Because she is related to convicted Islamists, Amina has been accused by her husband of “being a traitor, not even able to give him a boy.” The couple were married in an Islamic wedding, but not civilly. She hasn't heard from him in a year.
Sabrinisso Djurabekova is married to an IRPT leader, Makhmadali Khaita, who is serving a long sentence. She cannot work, and is getting by with her two children thanks to help from some neighbours and compassionate relatives.
Her eldest son fled the country due to the constant persecution and arrests to which he was subjected.
She notes that “In addition to convictions, there is systematic collective punishment, pressure, questioning, searches and censoring by the authorities as well as ordinary citizens, trying sometimes to ferret out party members not yet in jail.”

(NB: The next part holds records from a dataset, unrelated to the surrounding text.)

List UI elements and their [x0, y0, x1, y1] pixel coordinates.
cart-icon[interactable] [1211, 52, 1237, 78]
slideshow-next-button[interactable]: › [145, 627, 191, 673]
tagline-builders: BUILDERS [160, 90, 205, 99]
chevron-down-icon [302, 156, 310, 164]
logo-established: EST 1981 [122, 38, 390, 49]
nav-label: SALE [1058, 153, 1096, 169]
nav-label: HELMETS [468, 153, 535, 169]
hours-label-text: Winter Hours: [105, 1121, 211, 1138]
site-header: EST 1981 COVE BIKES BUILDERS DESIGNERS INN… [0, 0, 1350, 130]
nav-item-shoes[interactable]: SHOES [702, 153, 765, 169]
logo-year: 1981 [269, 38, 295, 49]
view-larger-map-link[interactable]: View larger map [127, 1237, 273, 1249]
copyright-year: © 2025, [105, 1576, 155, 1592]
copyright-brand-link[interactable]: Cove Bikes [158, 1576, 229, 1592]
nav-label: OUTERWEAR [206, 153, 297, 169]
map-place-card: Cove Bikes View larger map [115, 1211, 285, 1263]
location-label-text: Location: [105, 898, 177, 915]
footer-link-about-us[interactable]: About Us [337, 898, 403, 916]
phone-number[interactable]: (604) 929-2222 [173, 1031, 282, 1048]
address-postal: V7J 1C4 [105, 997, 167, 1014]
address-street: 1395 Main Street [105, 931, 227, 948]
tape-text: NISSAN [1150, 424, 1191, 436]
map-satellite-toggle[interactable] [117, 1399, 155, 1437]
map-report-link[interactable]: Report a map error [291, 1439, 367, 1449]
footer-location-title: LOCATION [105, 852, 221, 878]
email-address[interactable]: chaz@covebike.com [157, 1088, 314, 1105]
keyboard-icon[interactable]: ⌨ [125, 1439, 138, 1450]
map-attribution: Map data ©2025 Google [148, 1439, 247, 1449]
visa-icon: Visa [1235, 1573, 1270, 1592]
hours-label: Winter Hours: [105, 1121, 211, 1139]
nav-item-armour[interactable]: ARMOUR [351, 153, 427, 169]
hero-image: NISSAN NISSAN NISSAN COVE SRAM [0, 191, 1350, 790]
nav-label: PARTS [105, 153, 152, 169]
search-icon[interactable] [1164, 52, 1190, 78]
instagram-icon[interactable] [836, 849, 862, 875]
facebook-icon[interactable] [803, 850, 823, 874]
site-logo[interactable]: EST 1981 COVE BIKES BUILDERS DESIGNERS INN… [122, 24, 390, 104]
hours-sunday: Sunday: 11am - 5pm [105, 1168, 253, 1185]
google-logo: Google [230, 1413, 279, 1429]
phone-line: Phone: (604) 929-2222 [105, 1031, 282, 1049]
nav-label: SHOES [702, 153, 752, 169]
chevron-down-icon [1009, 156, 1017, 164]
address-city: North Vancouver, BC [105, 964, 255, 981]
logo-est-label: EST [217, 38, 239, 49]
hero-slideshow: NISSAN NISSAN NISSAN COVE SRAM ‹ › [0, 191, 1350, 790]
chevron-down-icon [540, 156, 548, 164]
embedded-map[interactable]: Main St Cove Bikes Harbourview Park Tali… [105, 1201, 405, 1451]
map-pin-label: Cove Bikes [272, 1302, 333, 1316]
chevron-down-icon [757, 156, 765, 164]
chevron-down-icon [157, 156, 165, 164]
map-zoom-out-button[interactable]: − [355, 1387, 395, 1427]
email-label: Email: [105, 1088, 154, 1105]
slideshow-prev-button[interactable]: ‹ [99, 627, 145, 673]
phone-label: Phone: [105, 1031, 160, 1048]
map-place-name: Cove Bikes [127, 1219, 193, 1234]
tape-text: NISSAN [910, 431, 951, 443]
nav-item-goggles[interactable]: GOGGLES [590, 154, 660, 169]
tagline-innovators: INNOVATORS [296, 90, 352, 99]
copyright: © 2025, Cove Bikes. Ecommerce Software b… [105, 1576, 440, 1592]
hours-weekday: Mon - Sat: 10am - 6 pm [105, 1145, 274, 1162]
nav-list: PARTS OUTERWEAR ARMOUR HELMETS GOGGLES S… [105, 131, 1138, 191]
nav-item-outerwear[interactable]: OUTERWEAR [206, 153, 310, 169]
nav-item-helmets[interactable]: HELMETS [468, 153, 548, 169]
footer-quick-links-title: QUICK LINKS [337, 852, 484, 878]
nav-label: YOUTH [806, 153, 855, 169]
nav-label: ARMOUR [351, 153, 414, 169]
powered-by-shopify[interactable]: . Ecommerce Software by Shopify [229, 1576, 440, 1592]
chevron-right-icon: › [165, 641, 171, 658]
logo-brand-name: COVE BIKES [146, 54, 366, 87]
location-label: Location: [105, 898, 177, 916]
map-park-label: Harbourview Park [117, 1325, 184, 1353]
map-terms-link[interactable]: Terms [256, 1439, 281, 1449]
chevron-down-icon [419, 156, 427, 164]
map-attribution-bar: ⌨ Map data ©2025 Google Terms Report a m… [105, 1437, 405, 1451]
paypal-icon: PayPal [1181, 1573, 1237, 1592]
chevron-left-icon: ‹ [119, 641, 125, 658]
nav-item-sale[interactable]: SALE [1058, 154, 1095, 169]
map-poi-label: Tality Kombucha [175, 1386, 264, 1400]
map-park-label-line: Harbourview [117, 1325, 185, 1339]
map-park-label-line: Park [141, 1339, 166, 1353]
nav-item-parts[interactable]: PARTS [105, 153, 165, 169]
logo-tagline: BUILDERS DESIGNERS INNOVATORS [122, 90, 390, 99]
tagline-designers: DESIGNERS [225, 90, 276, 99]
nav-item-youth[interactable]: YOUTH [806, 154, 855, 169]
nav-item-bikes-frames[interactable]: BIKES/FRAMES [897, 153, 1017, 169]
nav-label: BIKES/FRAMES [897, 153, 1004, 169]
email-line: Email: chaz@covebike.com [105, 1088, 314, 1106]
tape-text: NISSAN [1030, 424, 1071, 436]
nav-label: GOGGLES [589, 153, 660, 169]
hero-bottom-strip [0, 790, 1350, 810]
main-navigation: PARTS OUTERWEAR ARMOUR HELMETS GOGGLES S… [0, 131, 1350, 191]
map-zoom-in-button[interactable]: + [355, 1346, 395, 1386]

Some IRPT leaders have fled abroad, mostly Europe. Claiming that they were never involved in terrorism, they accuse Tajik authorities of trying to crush the country’s only opposition.
Dr Mirzo Khodjmatov, 63, was one of the few IRPT leaders still at liberty after the start of the crackdown. After moving to Russia’s Tyumen region, he made brief visits home to see his family.
Even though his relatives say that he had not been a party member since 2015, the year of the Islamists' “attempted coup”, he was arrested on 22 May. Put on trial, he was convicted and handed down a five-year sentence on 2 June.